A new ruling out of the U.S. District Court for Nevada allows a surety to expressly limit the duration of a payment bond issued under the Miller Act. This means that subcontractors and suppliers on federal construction projects can no longer assume that payment protection under a Miller Act payment bond will remain in effect throughout the duration of the project.
In U.S. ex rel Russel Sigler, Inc. v. Associated Mechanical, et al., the court held that Sigler, a supplier, had no legitimate claim on a bond because the bond had expired before Sigler’s work on the project began. The bond clearly stated that it terminated at the end of the project or 12 months after its effective date, whichever came first.
“Previously, as long as you claimed within 90 days of last furnishing, you were protected,” said Greg Powelson, director of NACM’s Mechanic’s Lien & Bond Services (MLBS). “Now, a bond can expire prior to a trade completing that trade.”

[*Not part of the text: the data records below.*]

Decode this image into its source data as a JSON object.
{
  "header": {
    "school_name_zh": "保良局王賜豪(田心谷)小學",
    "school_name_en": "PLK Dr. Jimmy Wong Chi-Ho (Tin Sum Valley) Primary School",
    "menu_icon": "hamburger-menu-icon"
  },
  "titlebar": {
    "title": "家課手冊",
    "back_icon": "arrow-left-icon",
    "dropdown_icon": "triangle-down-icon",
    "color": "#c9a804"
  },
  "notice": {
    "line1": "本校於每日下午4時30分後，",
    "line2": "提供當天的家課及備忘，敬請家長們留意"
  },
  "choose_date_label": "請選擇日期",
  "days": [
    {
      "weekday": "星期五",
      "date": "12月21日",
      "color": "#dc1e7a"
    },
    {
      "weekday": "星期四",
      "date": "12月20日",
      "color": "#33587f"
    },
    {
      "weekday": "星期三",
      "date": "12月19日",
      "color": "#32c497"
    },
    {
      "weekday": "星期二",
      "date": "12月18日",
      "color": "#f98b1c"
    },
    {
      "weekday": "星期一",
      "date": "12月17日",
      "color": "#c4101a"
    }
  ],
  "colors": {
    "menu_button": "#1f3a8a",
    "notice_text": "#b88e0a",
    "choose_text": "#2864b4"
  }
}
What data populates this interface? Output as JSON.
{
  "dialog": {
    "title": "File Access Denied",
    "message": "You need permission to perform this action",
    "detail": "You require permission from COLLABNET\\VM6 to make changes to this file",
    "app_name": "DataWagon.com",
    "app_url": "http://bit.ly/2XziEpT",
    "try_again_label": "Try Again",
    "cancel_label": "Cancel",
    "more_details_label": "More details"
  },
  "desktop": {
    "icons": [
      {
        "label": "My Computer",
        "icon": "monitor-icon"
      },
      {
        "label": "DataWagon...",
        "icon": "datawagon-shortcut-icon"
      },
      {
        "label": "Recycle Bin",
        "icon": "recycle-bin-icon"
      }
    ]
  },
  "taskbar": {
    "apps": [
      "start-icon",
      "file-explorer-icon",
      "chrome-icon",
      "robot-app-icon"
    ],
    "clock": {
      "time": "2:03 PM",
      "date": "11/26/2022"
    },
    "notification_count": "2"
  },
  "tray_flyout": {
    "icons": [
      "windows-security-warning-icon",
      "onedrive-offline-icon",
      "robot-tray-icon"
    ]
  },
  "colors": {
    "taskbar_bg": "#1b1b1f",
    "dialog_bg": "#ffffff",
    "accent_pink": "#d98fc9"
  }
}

This, said Powelson, makes it extremely important for subcontractors and suppliers to acquire the payment bond beforehand to see how far payment protection extends into the project. “It now has become critically important for credit managers to make sure that they’re not only confirming that the Miller Act bond exists, but they also need to get a copy of that bond and they need to read that bond to see they have protection,” he noted.

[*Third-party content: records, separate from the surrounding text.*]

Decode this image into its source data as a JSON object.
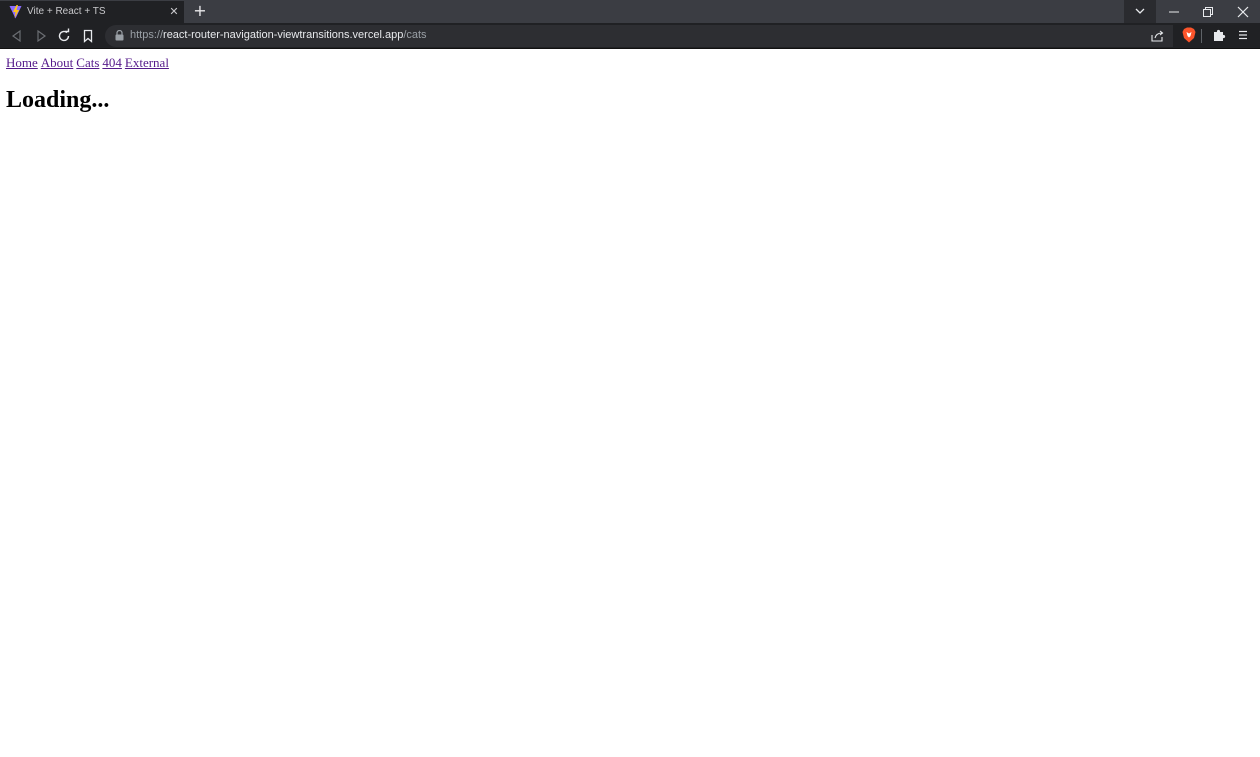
{
  "browser": {
    "tab": {
      "title": "Vite + React + TS",
      "favicon": "vite-logo-icon",
      "close_glyph": "✕"
    },
    "new_tab_glyph": "+",
    "toolbar": {
      "back_icon": "back-arrow-icon",
      "forward_icon": "forward-arrow-icon",
      "reload_icon": "reload-icon",
      "bookmark_icon": "bookmark-icon",
      "url_scheme": "https://",
      "url_host": "react-router-navigation-viewtransitions.vercel.app",
      "url_path": "/cats",
      "share_icon": "share-icon",
      "brave_shield_icon": "brave-shield-icon",
      "extensions_icon": "puzzle-icon",
      "menu_icon": "hamburger-menu-icon"
    },
    "window_controls": [
      "tab-search-chevron-icon",
      "minimize-icon",
      "restore-icon",
      "close-icon"
    ]
  },
  "page": {
    "nav": {
      "links": [
        "Home",
        "About",
        "Cats",
        "404",
        "External"
      ]
    },
    "heading": "Loading..."
  },
  "colors": {
    "tab_strip": "#3b3d43",
    "toolbar": "#202124",
    "link_visited": "#551a8b",
    "brave_orange": "#fb542b"
  }
}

The parties most likely to be affected by the ruling are suppliers and subcontractors whose work is typically performed later in a project’s lifespan. “It would primarily affect those who were later in the cycle,” said Powelson. “Assuming that the project lasts longer than the duration expressed in the bond, their rights could be limited under the ruling.”
In addition to the ramifications the ruling has for subcontractors and suppliers, the shift in payment protection rights could have a broader effect on credit extension, according to Powelson. “It increases risk and obviously if you’re increasing risk, you’re decreasing the likelihood that a manufacturer can provide a line of credit,” he said, adding that the ruling currently only affects federal projects, but could eventually trickle down to states and municipalities. “The federal Miller Act has been a model for state bond claims statutes,” said Powelson. “Does this mean that it could eventually affect state and municipal projects? It’s going to make it very, very difficult for later trades to determine if they’re covered under the bond.”
Whether or not the ruling seeps into state construction laws will be seen in time, but until then suppliers and subcontractors, if they haven’t already been doing so, need to start seeking and reading a copy of their bonds. “The folks toward the end now have some jeopardy and the only way they can determine if they have jeopardy is to get a copy of the bond and see if it has an expiration date,” said Powelson. “It’s a whole new ballgame.”